Extract the archive at /Applications/VLC.app/Contents/MacOS/plugins/
Then follow the usage instructions below on how to enable the plugin.
If you want to build the plugin binary yourself, take a look at the build instructions.
Note that Snap versions of VLC are not supported. Not supported in a sense that I haven't figured out how to build the plugin such that it would be ABI compatible with the Snap VLC and how to make the Snap VLC load the plugin. If someone could figure that out and contribute their findings - that would be very helpful. This Snap VLC discussion might be useful.
Get required libraries and tools:
sudo apt-get install build-essential pkg-config libvlccore-dev libvlc-dev
Get the latest release of the plugin:
sudo apt-get install git
git clone https://github.com/nurupo/vlc-pause-click-plugin
cd vlc-pause-click-plugin
git checkout \
"$(git tag --list | grep -P '^(\d+).(\d+).(\d+)$' | \
sed "s/\./ /g" | \
sort -snk3,3 | sort -snk2,2 | sort -snk1,1 | \
tail -n 1 | \
sed 's/ /\./g')"
(Or alternatively download the latest release's tarball, extract it and cd into it)
Build and install:
make
sudo make install
Then follow the usage instructions below on how to enable the plugin.

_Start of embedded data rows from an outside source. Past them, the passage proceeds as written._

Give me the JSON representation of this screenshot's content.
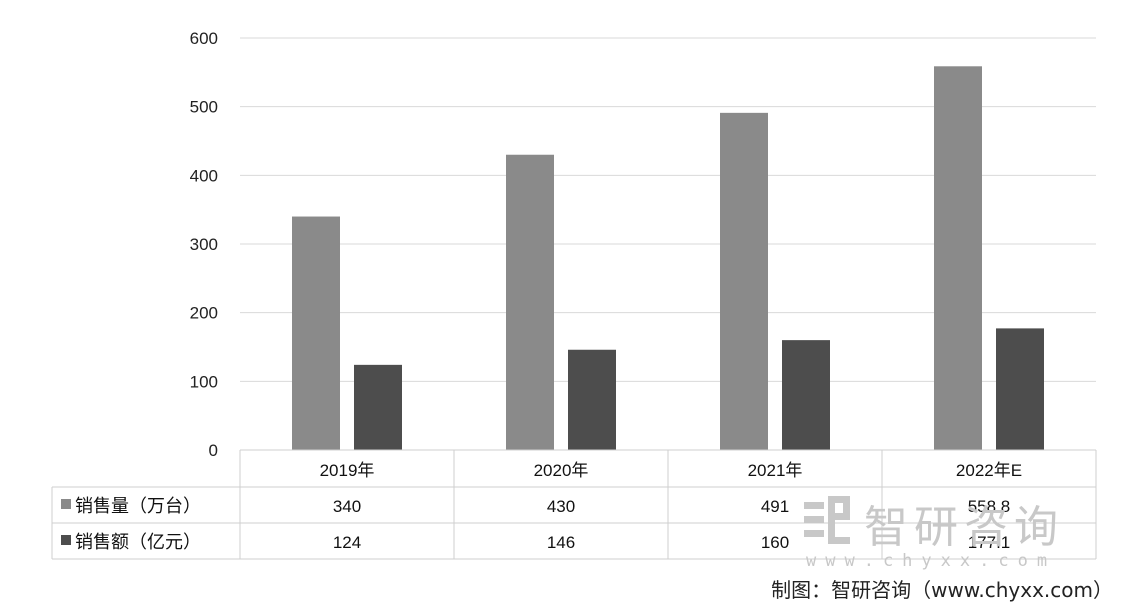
{
  "chart_data": {
    "type": "bar",
    "categories": [
      "2019年",
      "2020年",
      "2021年",
      "2022年E"
    ],
    "series": [
      {
        "name": "销售量（万台）",
        "values": [
          340,
          430,
          491,
          558.8
        ],
        "labels": [
          "340",
          "430",
          "491",
          "558.8"
        ],
        "color": "#8a8a8a"
      },
      {
        "name": "销售额（亿元）",
        "values": [
          124,
          146,
          160,
          177.1
        ],
        "labels": [
          "124",
          "146",
          "160",
          "177.1"
        ],
        "color": "#4d4d4d"
      }
    ],
    "ylim": [
      0,
      600
    ],
    "yticks": [
      0,
      100,
      200,
      300,
      400,
      500,
      600
    ],
    "grid": true,
    "legend": "data-table-left"
  },
  "watermark": {
    "brand": "智研咨询",
    "url": "www.chyxx.com"
  },
  "source": "制图：智研咨询（www.chyxx.com）"
}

If these build instructions don't work for you (perhaps you are using a non-Debian-derived Linux distribution), there are more generic build instructions available.
There is vlc-pause-click-plugin
package available in the AUR repository.
- Restart VLC to load the newly added plugin [screenshot]
- Go into advanced preferences: Tools -> Preferences -> Show settings -> All [screenshot] [screenshot]
- Enable the plugin with a checkbox: (in advanced preferences) Interface -> Control Interfaces -> Pause/Play video on mouse click [screenshot]
- Enable the plugin with a checkbox: (in advanced preferences) Video -> Filters -> Pause/Play video on mouse click [screenshot]
- Change the plugin settings however you like: (in advanced preferences) Video -> Filters -> Pause click [screenshot]
- Restart VLC for settings to take place [screenshot]
- Play a video
- Click on the video picture to pause/play the video
Make sure you have checked both of "Pause/Play video on mouse click" checkboxes per #3 and #4! It's a very common mistake to skip one of those.
I don't see any plugin-related options described in Usage instructions in my VLC preferences
- Make sure to restart VLC after you have put the plugin
.dll
(Windows) or.so
(Linux) or.dylib
(macOS) in the appropriate directory. - Make sure you have downloaded the appropriate version of the plugin for the VLC you are trying to use it with. Plugin's version and bitness should match the version and bitness of the VLC you are trying to use the plugin with. Plugin's bitness has nothing to do with the operation system bitness. For example, if you use 32-bit VLC, it doesn't matter whether your Windows is 32-bit or 64-bit, you should use 32-bit version of the plugin, because it matches the bitness of the VLC you use.
- Some users have reported that they had to run the VLC executable with
--reset-plugins-cache
flag once for the plugin to appear in the GUI.
I do see the plugin-related options described in Usage instructions in my VLC preferences, but the plugin still doesn't work
- Double-check that you have followed Usage instructions closely, especially 3rd and 4th points. Look at the screenshots.
- Some users have reported that they had to re-install VLC and select "Delete preferences and cache" in the installer for the plugin to work.
If the issue persists, open an Issue in this repository and I will try to help.
It has been reported that in some configurations (Windows + d3d11 hardware-accelerated decoding + Nvidia graphics) the plugin causes the video image to turn green when playing certain video formats.
There are several possible workarounds:
-
Disable hardware-accelerated decoding.
You can do so in: Tools -> Preferences -> (Simple) -> Input / Codecs -> Hardware-accelerated decoding
-
Enable filters with "D3D11" in their name: Tools -> Preferences -> (All) -> Video -> Filters
Note that this results in x2 GPU usage.
-
If you have Intel integrated graphics, you could try making VLC use that for its hardware-accelerated decoding.